O inquérito sobre as mortes da vereadora Marielle Franco (PSOL) e de seu motorista Anderson Gomes já chegou à Procuradora-Geral da República, Raquel Dodge. Nele consta o depoimento do miliciano Orlando Oliveira de Araújo, o “Orlando de Curicica”, que aponta o Escritório do Crime como o responsável pelos assassinato ocorridos há seis meses no centro do Rio de Janeiro.

“Orlando de Curicica”, um dos principais investigados pela Delegacia de Homicídios da Capital, afirma que os dois foram executados pelo Escritório do Crime, grupo de matadores de aluguel formado por policiais militares da ativa e ex-policiais. Entre os PMs que integram esse grupo há um major que está no Curso Superior de Polícia (CSP) para ser promovido a tenente-coronel, podendo alcançar a mais alta patente da corporação: coronel da PM.

A existência do Escritório do Crime foi revelado pelo GLOBO em reportagem publicada no dia 19 de agosto. A morte de Marielle teria custado R$ 200 mil. Curicica diz que, embora saiba quem matou a vereadora, desconhece a motivação dos criminosos.A Delegacia de Homicídios da Capital (DH) passou a levar em conta essa linha de investigação há cerca de um mês. Dois suspeitos de integrar o Escritórios do Crime já foram ouvidos.
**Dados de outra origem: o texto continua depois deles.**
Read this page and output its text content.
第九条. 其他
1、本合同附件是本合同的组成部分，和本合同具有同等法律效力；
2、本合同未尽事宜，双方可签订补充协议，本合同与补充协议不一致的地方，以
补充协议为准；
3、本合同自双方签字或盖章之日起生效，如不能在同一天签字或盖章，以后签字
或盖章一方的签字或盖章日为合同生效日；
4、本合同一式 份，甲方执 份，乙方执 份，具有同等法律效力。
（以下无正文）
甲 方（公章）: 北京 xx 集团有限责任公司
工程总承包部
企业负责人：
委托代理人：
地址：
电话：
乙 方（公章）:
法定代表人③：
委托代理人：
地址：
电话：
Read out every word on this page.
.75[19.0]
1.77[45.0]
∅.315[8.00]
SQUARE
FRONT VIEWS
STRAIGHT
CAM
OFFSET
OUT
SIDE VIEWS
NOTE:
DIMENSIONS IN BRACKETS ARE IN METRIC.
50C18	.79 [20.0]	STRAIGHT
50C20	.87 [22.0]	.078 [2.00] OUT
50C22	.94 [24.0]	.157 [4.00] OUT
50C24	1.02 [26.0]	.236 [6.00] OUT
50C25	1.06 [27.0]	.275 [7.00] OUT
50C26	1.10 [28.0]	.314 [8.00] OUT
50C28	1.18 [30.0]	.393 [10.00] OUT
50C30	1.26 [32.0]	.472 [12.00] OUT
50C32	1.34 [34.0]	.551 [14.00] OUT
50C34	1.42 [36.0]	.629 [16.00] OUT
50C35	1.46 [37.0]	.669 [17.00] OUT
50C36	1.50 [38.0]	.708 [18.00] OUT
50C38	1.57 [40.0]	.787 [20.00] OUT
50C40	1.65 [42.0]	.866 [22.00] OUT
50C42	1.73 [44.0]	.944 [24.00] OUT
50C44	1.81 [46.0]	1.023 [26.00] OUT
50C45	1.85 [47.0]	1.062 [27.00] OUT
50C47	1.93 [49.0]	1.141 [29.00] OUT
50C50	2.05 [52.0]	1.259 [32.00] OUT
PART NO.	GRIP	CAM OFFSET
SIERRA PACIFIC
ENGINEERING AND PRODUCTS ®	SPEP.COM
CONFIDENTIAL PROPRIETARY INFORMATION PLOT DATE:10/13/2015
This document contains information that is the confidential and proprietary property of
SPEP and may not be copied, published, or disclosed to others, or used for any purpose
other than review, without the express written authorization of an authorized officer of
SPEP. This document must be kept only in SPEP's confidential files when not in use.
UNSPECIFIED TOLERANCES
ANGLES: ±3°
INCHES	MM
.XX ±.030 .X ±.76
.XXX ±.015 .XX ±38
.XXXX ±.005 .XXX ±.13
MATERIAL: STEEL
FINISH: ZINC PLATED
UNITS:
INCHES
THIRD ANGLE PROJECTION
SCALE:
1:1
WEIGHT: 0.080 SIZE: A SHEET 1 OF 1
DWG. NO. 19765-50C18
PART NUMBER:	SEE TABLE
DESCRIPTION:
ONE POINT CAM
A morte de Marielle foi muito bem planejada, praticamente sem deixar rastros, o que acaba sendo uma assinatura dos homicídios atribuídos a esse grupo. Ao prestar depoimento, há uma semana, Curicica pediu proteção. Ele acredita que não corre perigo de vida dentro da unidade federal, mas teme pela segurança da família, no Rio.

“Curicica” suspeita que Marielle Franco tenha recebido apoiode uma facção, mas estaria defendendo um grupo rival. “A Polícia pode seguir por esse caminho” para desvendar o crime e identificar todos os envolvidos”, afirmou o miliciano.